Another strategy is to limit the overall size of the cache. After the cache exceeds this limit, it purges the least recently used information (this is referred to as an LRU cache).
The ASP.NET cache provides performance counters that indicate the cache's efficiency. One important value to monitor is the cache hit ratio, which is the ratio of hits to misses for the cache. This value is a good indicator of how often cached information is being reused.
Another consideration for caching is security. By caching data, you increase the likelihood that security will be compromised. The ASP.NET cache does not support permissions. If a process is compromised and an attacker runs code within that process, the attacker can access anything in the cache. If the data were not in the cache, the attacker would need to compromise additional boundaries to see it. Additionally, programming errors can allow users to see information that is not intended for them. After you understand the potential security risks and decide that they are acceptable, you can take precautions. For example, you can cache information that is specific to a set of users. The Partner Portal application applies this technique in the pricing repository to prevent one partner from seeing the pricing information that is intended for another partner.
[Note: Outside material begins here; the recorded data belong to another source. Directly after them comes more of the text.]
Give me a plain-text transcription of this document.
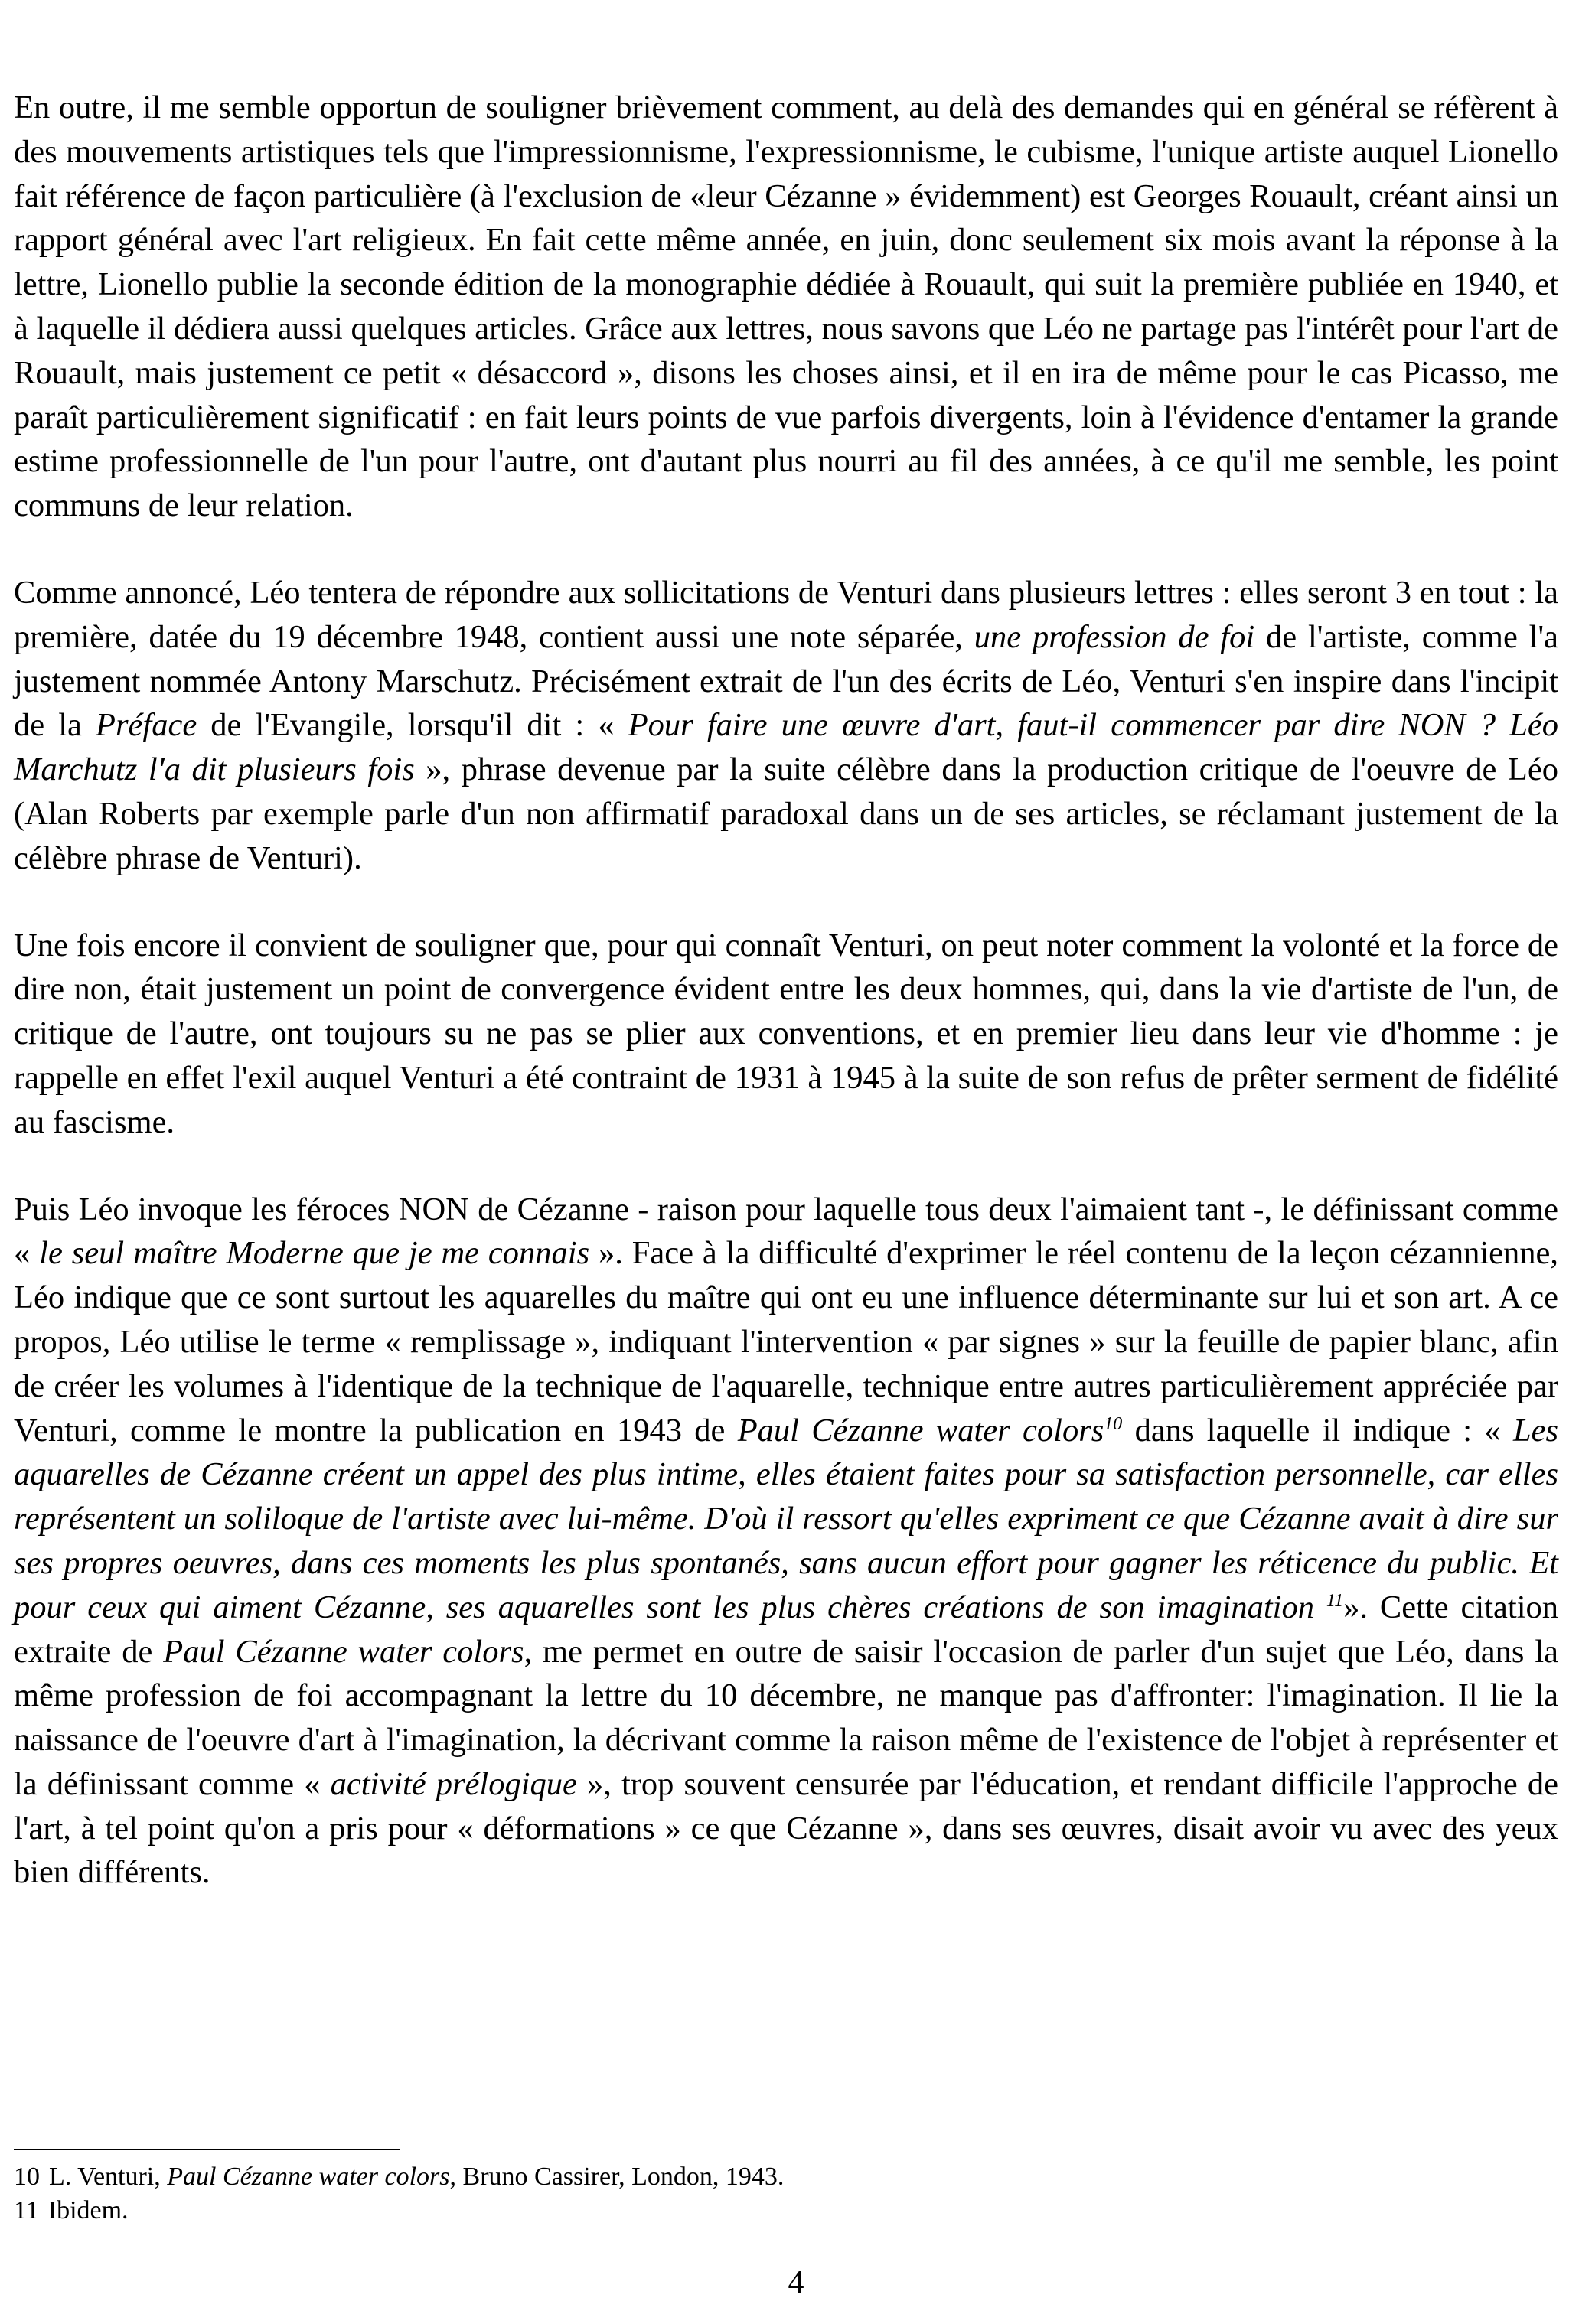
En outre, il me semble opportun de souligner brièvement comment, au delà des demandes qui en général se réfèrent à des mouvements artistiques tels que l'impressionnisme, l'expressionnisme, le cubisme, l'unique artiste auquel Lionello fait référence de façon particulière (à l'exclusion de «leur Cézanne » évidemment) est Georges Rouault, créant ainsi un rapport général avec l'art religieux. En fait cette même année, en juin, donc seulement six mois avant la réponse à la lettre, Lionello publie la seconde édition de la monographie dédiée à Rouault, qui suit la première publiée en 1940, et à laquelle il dédiera aussi quelques articles. Grâce aux lettres, nous savons que Léo ne partage pas l'intérêt pour l'art de Rouault, mais justement ce petit « désaccord », disons les choses ainsi, et il en ira de même pour le cas Picasso, me paraît particulièrement significatif : en fait leurs points de vue parfois divergents, loin à l'évidence d'entamer la grande estime professionnelle de l'un pour l'autre, ont d'autant plus nourri au fil des années, à ce qu'il me semble, les point communs de leur relation.

Comme annoncé, Léo tentera de répondre aux sollicitations de Venturi dans plusieurs lettres : elles seront 3 en tout : la première, datée du 19 décembre 1948, contient aussi une note séparée, une profession de foi de l'artiste, comme l'a justement nommée Antony Marschutz. Précisément extrait de l'un des écrits de Léo, Venturi s'en inspire dans l'incipit de la Préface de l'Evangile, lorsqu'il dit : « Pour faire une œuvre d'art, faut-il commencer par dire NON ? Léo Marchutz l'a dit plusieurs fois », phrase devenue par la suite célèbre dans la production critique de l'oeuvre de Léo (Alan Roberts par exemple parle d'un non affirmatif paradoxal dans un de ses articles, se réclamant justement de la célèbre phrase de Venturi).

Une fois encore il convient de souligner que, pour qui connaît Venturi, on peut noter comment la volonté et la force de dire non, était justement un point de convergence évident entre les deux hommes, qui, dans la vie d'artiste de l'un, de critique de l'autre, ont toujours su ne pas se plier aux conventions, et en premier lieu dans leur vie d'homme : je rappelle en effet l'exil auquel Venturi a été contraint de 1931 à 1945 à la suite de son refus de prêter serment de fidélité au fascisme.

Puis Léo invoque les féroces NON de Cézanne - raison pour laquelle tous deux l'aimaient tant -, le définissant comme « le seul maître Moderne que je me connais ». Face à la difficulté d'exprimer le réel contenu de la leçon cézannienne, Léo indique que ce sont surtout les aquarelles du maître qui ont eu une influence déterminante sur lui et son art. A ce propos, Léo utilise le terme « remplissage », indiquant l'intervention « par signes » sur la feuille de papier blanc, afin de créer les volumes à l'identique de la technique de l'aquarelle, technique entre autres particulièrement appréciée par Venturi, comme le montre la publication en 1943 de Paul Cézanne water colors$^{10}$ dans laquelle il indique : « Les aquarelles de Cézanne créent un appel des plus intime, elles étaient faites pour sa satisfaction personnelle, car elles représentent un soliloque de l'artiste avec lui-même. D'où il ressort qu'elles expriment ce que Cézanne avait à dire sur ses propres oeuvres, dans ces moments les plus spontanés, sans aucun effort pour gagner les réticence du public. Et pour ceux qui aiment Cézanne, ses aquarelles sont les plus chères créations de son imagination $^{11}$». Cette citation extraite de Paul Cézanne water colors, me permet en outre de saisir l'occasion de parler d'un sujet que Léo, dans la même profession de foi accompagnant la lettre du 10 décembre, ne manque pas d'affronter: l'imagination. Il lie la naissance de l'oeuvre d'art à l'imagination, la décrivant comme la raison même de l'existence de l'objet à représenter et la définissant comme « activité prélogique », trop souvent censurée par l'éducation, et rendant difficile l'approche de l'art, à tel point qu'on a pris pour « déformations » ce que Cézanne », dans ses œuvres, disait avoir vu avec des yeux bien différents.

10 L. Venturi, Paul Cézanne water colors, Bruno Cassirer, London, 1943.
11 Ibidem.
4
Techniques for High Volume Sites
In high-volume sites, there is a race condition that occurs when a site is populated with an item. For detailed information about this issue, see Best Practices: Common Coding Issues When Using the SharePoint Object Model on MSDN. This section provides an overview. Although the ASP.NET cache is thread safe and does not need to be protected by a synchronization lock, there is another potential performance problem that synchronization can help solve. For example, assume that you cache information that is expensive to retrieve on a site that serves three requests per second for a page that uses the cached information. In addition, assume that it takes two seconds to retrieve the information from a back-end service. Finally, consider what happens when the cache expires the information. The following figure illustrates this.
Caching without a synchronization lock
Because the information is retrieved every time the item is not in the cache, there are five unnecessary calls to the back-end server. This has two detrimental effects:
- It puts an additional load on SharePoint and on the service that responds to the requests.
- It causes the response time to be slower than necessary for five of the six users.
A synchronization lock around the logic that retrieves the information to cache eliminates this condition. This is shown in the following figure.
Caching with a synchronization lock
For code examples that demonstrate this technique, see Best Practices: Common Coding Issues When Using the SharePoint Object Model on MSDN. This approach is not implemented in the Partner Portal application. It was not implemented in this case in to reduce the complexity of the application and because the application does not include a scenario where high levels of traffic are generated.
Caching and the BDC
The Business Data Catalog (BDC) manages metadata for Web services and database services. It also provides a standard set of Web Parts that can be bound to that metadata without requiring any code. For more information, see Consuming Web Services with the Business Data Catalog (BDC). However, the default implementation of the BDC service and the related Web Parts do not provide a caching mechanism for storing the retrieved information. You can still take advantage of the BDC and cached information if you develop custom Web Parts to render the data. For an example, see Repositories in the Partner Portal. The entity information is retrieved from the BDC and is stored directly into the ASP.NET cache.